Apparently, that includes bears. Laurie was cutting thistle weeds near the pond last summer, when the magnet attracted a black bear — to within 30-feet of her (and just a few miles of downtown Little Falls).
“I was crouched down among the weeds and, when I stood up, there was the bear; it was as surprised as I was,” Laurie said, “so I yelled to get it to back off, but it stomped its feet on the ground and, then stood up and kept staring at me.” Before long, Laurie won; the bear left.
“It’s amazing how fast they can move,” she said. “It was gone in a flash.”
A lot of work is still in progress. While removing a few undesirable plants in some areas, the Valesanos have planted many trees and bushes, especially beneficial to wildlife, including: almost 100 hemlock trees, several dozen flowering crab apple trees, a few hundred gray dogwood and about 30 red dogwood bushes, 30 winterberry (holly) bushes, and the list goes on. After all, the Valesanos have been there for almost three years now.

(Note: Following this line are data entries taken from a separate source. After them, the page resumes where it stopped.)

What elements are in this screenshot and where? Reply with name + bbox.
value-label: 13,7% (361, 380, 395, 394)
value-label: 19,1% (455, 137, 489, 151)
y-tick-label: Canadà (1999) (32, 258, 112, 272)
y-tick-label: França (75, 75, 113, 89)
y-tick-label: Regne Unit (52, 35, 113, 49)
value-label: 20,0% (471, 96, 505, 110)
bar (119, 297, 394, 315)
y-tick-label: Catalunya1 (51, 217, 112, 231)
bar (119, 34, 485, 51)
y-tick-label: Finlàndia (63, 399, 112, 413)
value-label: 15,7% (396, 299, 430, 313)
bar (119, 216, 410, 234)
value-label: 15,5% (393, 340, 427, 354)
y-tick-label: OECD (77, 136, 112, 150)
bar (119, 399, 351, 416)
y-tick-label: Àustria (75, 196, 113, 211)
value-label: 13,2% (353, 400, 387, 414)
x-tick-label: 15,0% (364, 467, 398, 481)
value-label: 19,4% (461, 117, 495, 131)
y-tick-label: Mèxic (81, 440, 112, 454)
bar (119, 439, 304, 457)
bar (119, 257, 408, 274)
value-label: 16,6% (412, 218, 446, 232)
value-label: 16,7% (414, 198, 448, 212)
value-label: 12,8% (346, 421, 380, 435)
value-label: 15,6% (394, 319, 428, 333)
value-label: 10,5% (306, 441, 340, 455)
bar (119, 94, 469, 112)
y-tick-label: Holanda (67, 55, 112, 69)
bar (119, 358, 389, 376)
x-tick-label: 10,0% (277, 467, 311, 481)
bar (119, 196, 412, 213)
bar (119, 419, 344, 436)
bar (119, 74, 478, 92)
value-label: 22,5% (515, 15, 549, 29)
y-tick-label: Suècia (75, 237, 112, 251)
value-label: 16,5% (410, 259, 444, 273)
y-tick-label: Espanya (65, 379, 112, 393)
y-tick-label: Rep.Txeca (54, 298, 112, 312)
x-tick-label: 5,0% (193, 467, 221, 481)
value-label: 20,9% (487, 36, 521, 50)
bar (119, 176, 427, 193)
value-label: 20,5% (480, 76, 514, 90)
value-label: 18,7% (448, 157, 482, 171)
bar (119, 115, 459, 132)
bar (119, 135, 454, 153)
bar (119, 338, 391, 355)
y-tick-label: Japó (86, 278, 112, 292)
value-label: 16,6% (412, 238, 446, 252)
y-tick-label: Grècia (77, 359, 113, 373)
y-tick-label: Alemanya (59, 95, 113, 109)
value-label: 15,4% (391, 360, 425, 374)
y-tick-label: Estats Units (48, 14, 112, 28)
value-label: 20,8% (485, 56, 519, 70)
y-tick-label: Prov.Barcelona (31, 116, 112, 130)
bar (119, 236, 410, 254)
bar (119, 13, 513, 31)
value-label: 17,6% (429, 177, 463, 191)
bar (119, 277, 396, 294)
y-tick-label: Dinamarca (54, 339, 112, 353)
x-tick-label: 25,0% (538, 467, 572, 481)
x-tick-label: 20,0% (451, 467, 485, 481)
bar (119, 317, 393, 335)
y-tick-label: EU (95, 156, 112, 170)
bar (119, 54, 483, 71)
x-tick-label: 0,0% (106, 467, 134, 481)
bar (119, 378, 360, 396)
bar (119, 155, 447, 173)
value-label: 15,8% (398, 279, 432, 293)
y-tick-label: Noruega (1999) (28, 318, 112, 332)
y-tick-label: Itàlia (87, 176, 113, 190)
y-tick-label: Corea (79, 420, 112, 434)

And so, Joe’s childhood fantasy was pretty much fulfilled, literally, as the drought resistant pond filled, creating the year-around wetland that the property had lacked. Laurie pretty much lived that fantasy while growing up on the LeBlanc Game Farm, co-owned by her parents, Bert and Helen LeBlanc.

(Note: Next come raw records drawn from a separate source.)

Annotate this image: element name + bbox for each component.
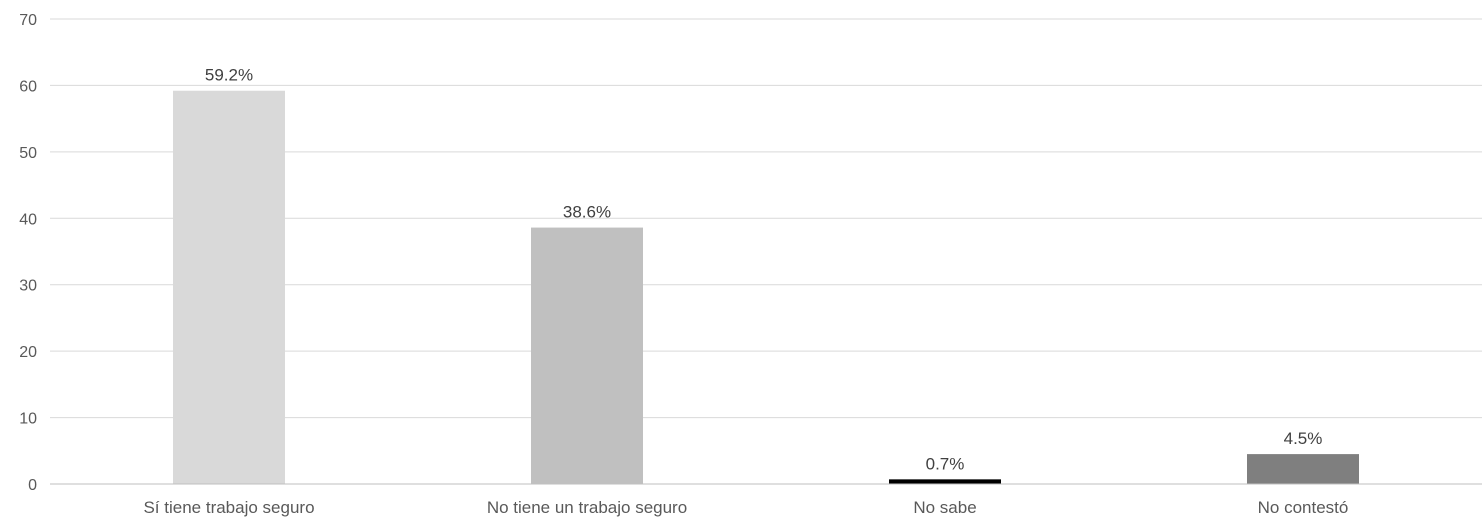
y-tick-label: 60 [19, 78, 37, 95]
data-label: 4.5% [1284, 429, 1323, 448]
bar [531, 227, 643, 485]
category-label: Sí tiene trabajo seguro [143, 498, 314, 517]
y-tick-label: 40 [19, 211, 37, 228]
y-axis: 0 10 20 30 40 50 60 70 [19, 12, 37, 494]
y-tick-label: 30 [19, 278, 37, 295]
bar [1247, 454, 1359, 484]
data-labels: 59.2% 38.6% 0.7% 4.5% [205, 66, 1322, 474]
y-tick-label: 10 [19, 411, 37, 428]
bar [889, 479, 1001, 484]
bar [173, 90, 285, 484]
x-axis: Sí tiene trabajo seguro No tiene un traba… [50, 483, 1482, 517]
y-tick-label: 50 [19, 145, 37, 162]
y-tick-label: 0 [28, 477, 37, 494]
data-label: 59.2% [205, 66, 253, 85]
bars [173, 90, 1359, 485]
data-label: 0.7% [926, 454, 965, 473]
category-label: No sabe [913, 498, 976, 517]
category-label: No contestó [1258, 498, 1349, 517]
category-label: No tiene un trabajo seguro [487, 498, 687, 517]
y-tick-label: 20 [19, 344, 37, 361]
y-tick-label: 70 [19, 12, 37, 29]
gridlines [50, 18, 1482, 419]
data-label: 38.6% [563, 203, 611, 222]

Another 15 acres of their land has been corn or soybean cropland for many years, rented to nearby farmers by the previous owner. The Valesanos intend to turn it back into native grassland for more wildlife habitat.
“I especially hope to attract meadowlarks and bobolinks,” Joe said, “as well as other birds that depend on open grasslands.”
MCSW will buy the native grass seed and the USFW will plant it, he has been told. Joe will be responsible for maintenance such as prescribed burns of that grassland every few years, as recommended by the USFW.
It’s a fantasy work in progress, for a man who likes to fix and build things and loves wildlife.